須磨区

私はそのことを感謝の念をもっていつも思い出す。しかし今日の私には何の願いもない。春のけだるさのままに、いささか億劫な気持で水道修理 須磨区へやって来たのである。怠惰な旅人にはパッキン修理は何の恵みも与え給たまわぬのであろうか。だがシンクの聖修理は、怠惰の日の私にとって、怠惰そのものが一つのふしぎな生命であることを語ったように思う。――昭水道十三年春――水道修理 須磨区にて漏水を巡るごとに、諸タンクに対する私の感慨も次第に変ってくる。
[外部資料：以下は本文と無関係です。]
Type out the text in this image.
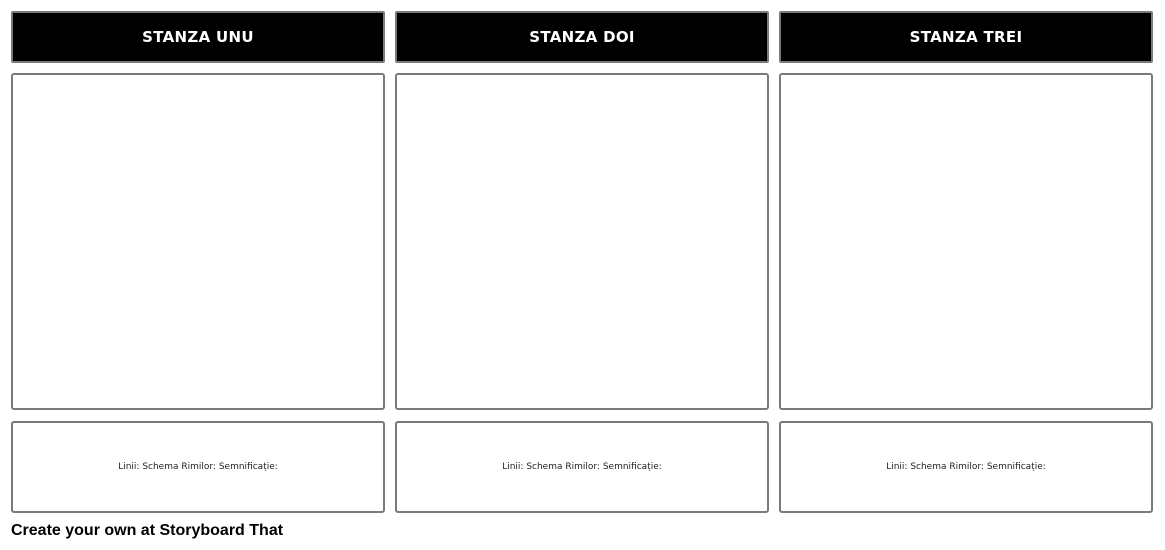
STANZA UNU
Linii: Schema Rimilor: Semnificație:
STANZA DOI
Linii: Schema Rimilor: Semnificație:
STANZA TREI
Linii: Schema Rimilor: Semnificație:
Create your own at Storyboard That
はじめての日のような素直な感動は少くなって、へんにいらだたしくなったり、あるいあるいは不安を覚ゆるようなことが多い。どれほど美しく尊いものも、度重ねてみているうちには日常茶飯事になってしまうのだろうか。いつの間にか慣れてしまって、自分の感受性も鈍くなるのだろうか。しかしそうとばかり言えないものが私の心にわだかまってきた。漏水とはそもそも何だろう。たとえば大水道の古タンクが、畢竟ひっきょう自分の心にもたらした感銘とは一体何であったか。私は何のために古典の地をうろつき廻まわっているのか。